The party's bigwigs have signaled that Obama would be wise to butt out of their business. House majority leader Steny Hoyer said Monday, "I don't think the White House has the ability to tell us what to do," and he cited the constitutional separation-of-powers doctrine as proof that Congress has the power to direct federal expenditures. Last week, meanwhile, Senate leader Harry Reid said, "I'm here to tell everyone that we have an obligation as members of Congress to help direct spending to our states." 9Indeed, there are six Obama Cabinet members who are well acquainted with Reid's argument; until recently, they too were lawmakers who brought home the bacon - reportedly loading $280 million worth of earmarks into a spending bill last autumn.)

This little dustup with congressional Democrats puts Obama in a bit of a squeeze. On the one hand, he needs to demonstrate that he is still the promised reformer; hence the statement on Monday, from the White House press secretary, that even though Obama didn't comb the current spending bill line by line, "the rules of the road going forward for those many appropriations bills that will go through Congress and come to his desk will be done differently." On the other hand, Obama dare not risk pushing too hard for new "rules of the road," because he can't afford to alienate his congressional allies. He'll need them all when it's crunch time to pass the big-ticket items such as health care reform.
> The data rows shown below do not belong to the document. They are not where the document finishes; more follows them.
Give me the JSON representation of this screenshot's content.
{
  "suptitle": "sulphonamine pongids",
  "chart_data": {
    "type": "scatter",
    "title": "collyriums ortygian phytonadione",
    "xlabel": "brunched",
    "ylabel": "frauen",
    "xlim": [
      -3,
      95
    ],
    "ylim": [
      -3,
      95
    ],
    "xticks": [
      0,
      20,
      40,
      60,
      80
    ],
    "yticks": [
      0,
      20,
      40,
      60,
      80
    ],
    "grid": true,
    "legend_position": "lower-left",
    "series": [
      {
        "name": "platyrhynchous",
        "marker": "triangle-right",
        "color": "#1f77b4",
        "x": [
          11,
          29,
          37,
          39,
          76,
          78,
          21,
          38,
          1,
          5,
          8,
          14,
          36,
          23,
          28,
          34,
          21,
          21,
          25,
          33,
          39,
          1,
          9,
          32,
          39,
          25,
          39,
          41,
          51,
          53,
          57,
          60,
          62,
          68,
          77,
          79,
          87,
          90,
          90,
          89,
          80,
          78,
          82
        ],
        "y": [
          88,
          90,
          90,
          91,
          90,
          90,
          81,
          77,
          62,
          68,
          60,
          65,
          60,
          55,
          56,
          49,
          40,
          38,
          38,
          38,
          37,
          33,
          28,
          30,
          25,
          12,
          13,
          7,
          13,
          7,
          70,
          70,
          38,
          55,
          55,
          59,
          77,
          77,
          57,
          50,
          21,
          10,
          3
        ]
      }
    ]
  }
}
No doubt the Republicans, watching from the sidelines, would love to use the earmark issue to drive a wedge between the White House and the Democratic lawmakers, but their own credibility is seriously undercut by their hypocrisy. According to the non-partisans Taxpayers for Common Sense, the GOP is responsible for 40 percent of the earmarks in the spending package, and six of the top 10 Senate earmarkers are Republicans...or, as legendary conservative fundraiser Richard Viguerie earlier today called them, "the weak-kneed, spineless, earmark –loving Republicans." (And hey, isn't the GOP supposed to be the party of small government?) That top-10 list includes Senate GOP leader Mitch McConnell, who railed yesterday about the Obama "spending binge" without once mentioning his 36-item, $50-million earmark contribution.
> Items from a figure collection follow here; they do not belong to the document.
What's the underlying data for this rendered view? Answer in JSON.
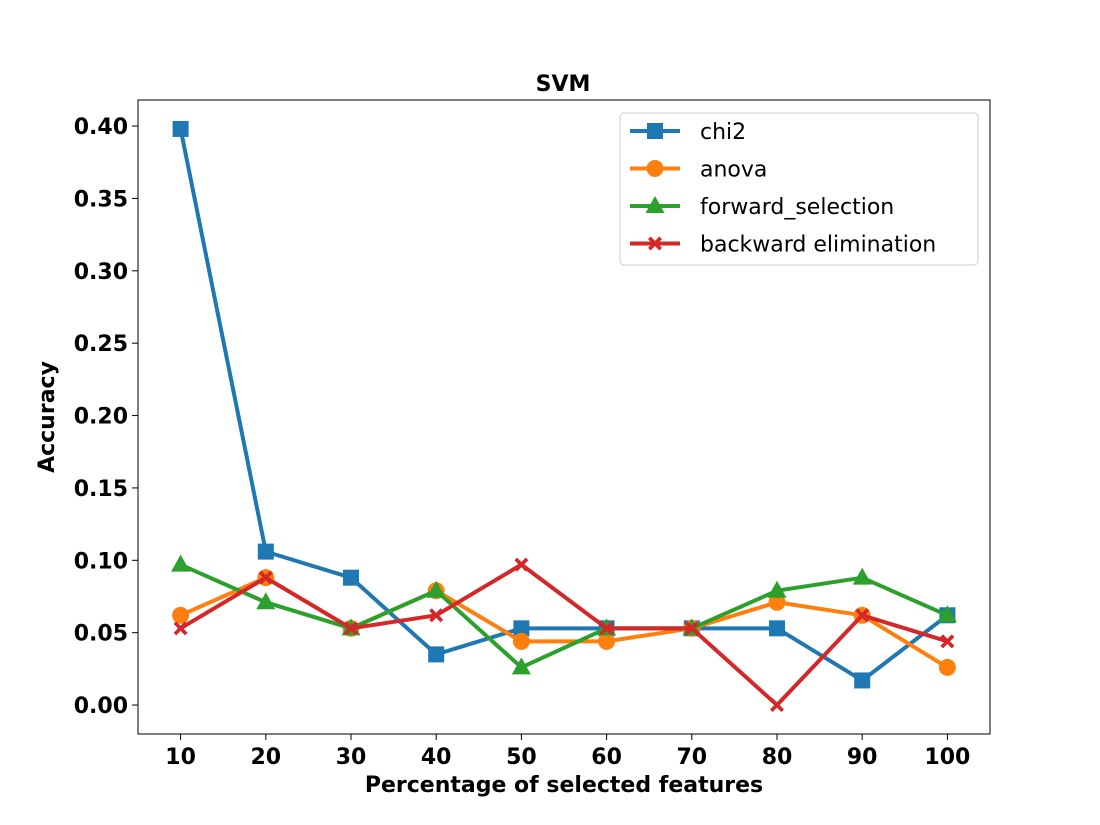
{
  "chart_data": {
    "type": "line",
    "title": "SVM",
    "xlabel": "Percentage of selected features",
    "ylabel": "Accuracy",
    "x": [
      10,
      20,
      30,
      40,
      50,
      60,
      70,
      80,
      90,
      100
    ],
    "xlim": [
      5,
      105
    ],
    "ylim": [
      -0.02,
      0.418
    ],
    "yticks": [
      0.0,
      0.05,
      0.1,
      0.15,
      0.2,
      0.25,
      0.3,
      0.35,
      0.4
    ],
    "ytick_labels": [
      "0.00",
      "0.05",
      "0.10",
      "0.15",
      "0.20",
      "0.25",
      "0.30",
      "0.35",
      "0.40"
    ],
    "xtick_labels": [
      "10",
      "20",
      "30",
      "40",
      "50",
      "60",
      "70",
      "80",
      "90",
      "100"
    ],
    "grid": false,
    "legend_position": "top-right",
    "series": [
      {
        "name": "chi2",
        "color": "#1f77b4",
        "marker": "square",
        "values": [
          0.398,
          0.106,
          0.088,
          0.035,
          0.053,
          0.053,
          0.053,
          0.053,
          0.017,
          0.062
        ]
      },
      {
        "name": "anova",
        "color": "#ff7f0e",
        "marker": "circle",
        "values": [
          0.062,
          0.088,
          0.053,
          0.079,
          0.044,
          0.044,
          0.053,
          0.071,
          0.062,
          0.026
        ]
      },
      {
        "name": "forward_selection",
        "color": "#2ca02c",
        "marker": "triangle",
        "values": [
          0.097,
          0.071,
          0.053,
          0.079,
          0.026,
          0.053,
          0.053,
          0.079,
          0.088,
          0.062
        ]
      },
      {
        "name": "backward elimination",
        "color": "#d62728",
        "marker": "x",
        "values": [
          0.053,
          0.088,
          0.053,
          0.062,
          0.097,
          0.053,
          0.053,
          0.0,
          0.062,
          0.044
        ]
      }
    ]
  }
}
More generally, the GOP, after weeks of attacks on Obama, still has no credibility with the public. In the newly-released NBC-Wall Street Journal survery, jointly conducted by Republican pollster Bill McInturff and Democratic pollster Peter Hart, Obama's favorability rating stands at 68 percent, with the Republican party at 26 percent (an all-time low in this longstanding survey). And, by a margin of more than 2-1, Americans trust the Democratics over the Republicans to pull the nation out of the recession. McInturff, speaking for his fellow Republicans, said that "these are difficult and problematic numbers," in part because Americans are willing to give Obama "a long leash."
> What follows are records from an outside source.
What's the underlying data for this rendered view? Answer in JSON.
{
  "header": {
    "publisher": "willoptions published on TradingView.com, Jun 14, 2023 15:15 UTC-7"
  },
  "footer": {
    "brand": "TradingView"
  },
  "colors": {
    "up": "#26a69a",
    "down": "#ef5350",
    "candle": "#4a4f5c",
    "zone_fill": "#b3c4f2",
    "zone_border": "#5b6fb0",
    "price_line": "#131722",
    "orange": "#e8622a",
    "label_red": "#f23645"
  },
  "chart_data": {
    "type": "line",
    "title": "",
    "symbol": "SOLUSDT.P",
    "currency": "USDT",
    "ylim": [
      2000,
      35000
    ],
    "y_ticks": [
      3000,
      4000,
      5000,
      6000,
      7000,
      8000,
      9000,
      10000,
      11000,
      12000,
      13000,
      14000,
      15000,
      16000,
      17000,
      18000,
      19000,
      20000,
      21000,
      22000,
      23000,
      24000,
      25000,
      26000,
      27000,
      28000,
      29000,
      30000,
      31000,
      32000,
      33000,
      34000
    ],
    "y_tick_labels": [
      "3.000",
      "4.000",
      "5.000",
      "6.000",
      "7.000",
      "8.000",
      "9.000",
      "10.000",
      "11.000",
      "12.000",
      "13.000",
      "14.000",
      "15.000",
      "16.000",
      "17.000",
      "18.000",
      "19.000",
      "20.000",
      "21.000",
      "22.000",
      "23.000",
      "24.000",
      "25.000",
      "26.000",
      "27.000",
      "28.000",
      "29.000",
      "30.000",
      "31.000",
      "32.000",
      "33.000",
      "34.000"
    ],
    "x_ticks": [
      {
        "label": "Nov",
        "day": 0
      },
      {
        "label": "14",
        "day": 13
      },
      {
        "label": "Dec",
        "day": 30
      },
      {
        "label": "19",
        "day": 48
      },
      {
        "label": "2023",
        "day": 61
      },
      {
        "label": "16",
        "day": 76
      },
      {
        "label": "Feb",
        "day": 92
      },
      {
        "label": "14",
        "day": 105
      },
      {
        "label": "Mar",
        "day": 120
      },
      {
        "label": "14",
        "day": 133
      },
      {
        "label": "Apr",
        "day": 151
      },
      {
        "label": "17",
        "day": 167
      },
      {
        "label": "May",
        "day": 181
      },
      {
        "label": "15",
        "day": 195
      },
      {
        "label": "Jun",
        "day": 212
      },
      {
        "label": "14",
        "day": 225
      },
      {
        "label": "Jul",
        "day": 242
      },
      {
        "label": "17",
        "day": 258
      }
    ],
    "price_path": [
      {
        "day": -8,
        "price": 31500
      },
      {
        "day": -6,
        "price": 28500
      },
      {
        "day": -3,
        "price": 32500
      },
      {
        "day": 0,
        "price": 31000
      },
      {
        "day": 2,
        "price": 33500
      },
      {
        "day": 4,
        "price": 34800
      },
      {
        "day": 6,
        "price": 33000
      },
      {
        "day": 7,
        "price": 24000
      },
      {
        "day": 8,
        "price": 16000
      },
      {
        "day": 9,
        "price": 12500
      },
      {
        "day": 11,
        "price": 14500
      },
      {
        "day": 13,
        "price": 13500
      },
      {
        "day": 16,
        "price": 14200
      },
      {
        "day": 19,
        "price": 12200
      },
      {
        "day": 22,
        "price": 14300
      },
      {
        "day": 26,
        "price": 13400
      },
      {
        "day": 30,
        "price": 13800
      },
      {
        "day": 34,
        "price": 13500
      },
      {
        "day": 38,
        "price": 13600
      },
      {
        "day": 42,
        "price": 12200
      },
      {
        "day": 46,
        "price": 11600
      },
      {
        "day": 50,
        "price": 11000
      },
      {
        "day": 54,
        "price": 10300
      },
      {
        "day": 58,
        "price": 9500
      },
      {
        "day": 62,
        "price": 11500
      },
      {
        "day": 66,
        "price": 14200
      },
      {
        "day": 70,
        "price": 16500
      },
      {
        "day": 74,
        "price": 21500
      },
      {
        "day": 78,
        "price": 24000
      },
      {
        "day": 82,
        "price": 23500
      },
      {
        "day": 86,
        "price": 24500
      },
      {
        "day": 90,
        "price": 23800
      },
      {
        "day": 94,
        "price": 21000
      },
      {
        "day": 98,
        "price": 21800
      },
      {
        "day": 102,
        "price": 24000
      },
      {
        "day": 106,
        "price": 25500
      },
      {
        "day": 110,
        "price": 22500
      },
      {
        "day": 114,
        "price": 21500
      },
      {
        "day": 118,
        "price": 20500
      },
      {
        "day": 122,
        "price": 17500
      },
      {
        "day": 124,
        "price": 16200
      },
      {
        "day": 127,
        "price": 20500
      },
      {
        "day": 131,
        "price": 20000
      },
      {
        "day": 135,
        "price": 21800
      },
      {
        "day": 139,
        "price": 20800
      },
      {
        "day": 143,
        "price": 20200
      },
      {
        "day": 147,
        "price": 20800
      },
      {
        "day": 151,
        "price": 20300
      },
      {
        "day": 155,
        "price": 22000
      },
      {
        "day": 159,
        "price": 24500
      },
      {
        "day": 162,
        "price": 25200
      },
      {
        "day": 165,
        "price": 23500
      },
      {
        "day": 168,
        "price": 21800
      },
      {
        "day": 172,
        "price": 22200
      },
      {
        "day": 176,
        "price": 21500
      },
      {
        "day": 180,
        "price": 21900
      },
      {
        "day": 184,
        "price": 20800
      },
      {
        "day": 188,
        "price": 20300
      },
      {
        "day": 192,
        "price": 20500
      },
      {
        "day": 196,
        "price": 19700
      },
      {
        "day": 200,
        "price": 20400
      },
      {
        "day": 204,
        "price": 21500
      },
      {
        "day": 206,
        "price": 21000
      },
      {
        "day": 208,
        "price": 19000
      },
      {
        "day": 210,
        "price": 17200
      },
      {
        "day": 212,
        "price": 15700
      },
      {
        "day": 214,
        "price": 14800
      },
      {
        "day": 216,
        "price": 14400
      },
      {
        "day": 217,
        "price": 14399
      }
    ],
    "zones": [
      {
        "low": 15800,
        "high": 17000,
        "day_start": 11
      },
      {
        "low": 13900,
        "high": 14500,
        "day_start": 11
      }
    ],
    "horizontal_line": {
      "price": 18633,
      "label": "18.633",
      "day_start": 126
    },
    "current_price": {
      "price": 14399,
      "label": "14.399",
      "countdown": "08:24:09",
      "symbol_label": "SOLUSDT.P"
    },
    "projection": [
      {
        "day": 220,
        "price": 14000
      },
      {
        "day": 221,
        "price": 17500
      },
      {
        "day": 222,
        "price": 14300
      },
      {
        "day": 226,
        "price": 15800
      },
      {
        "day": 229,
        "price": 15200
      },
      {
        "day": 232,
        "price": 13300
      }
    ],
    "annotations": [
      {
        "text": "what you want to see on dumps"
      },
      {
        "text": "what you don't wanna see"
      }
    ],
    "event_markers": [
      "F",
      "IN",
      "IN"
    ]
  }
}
In the long run, Obama's success will hinge in part on how well he works with his congressional counterparts to tame the recession and move the agenda he promised. Ideally, all those congressional Democrats would be focused solely on the greater good. But it's a fact of political life that earmarks (albeit with more public disclosure, as now mandated by Congress) often grease the wheels of the legislative machinery, helping to secure the crucial votes of lawmakers who require a little self interest before they consider the national interest.

Obama may determine in the end that certain reform promises may have to be junked, that he can't afford the luxury of purity. And a broken promise on earmarks may be no big deal in the end. Here's the bottom line: If the economy recovers and Obama gets the credit, relatively few Americans will care that he caved on a vow to cull congressional earmarks "line by line." And if the economy stays in the pits, a cave on earmarks will be a minor item on the voters' list of grievances against this president in 2012.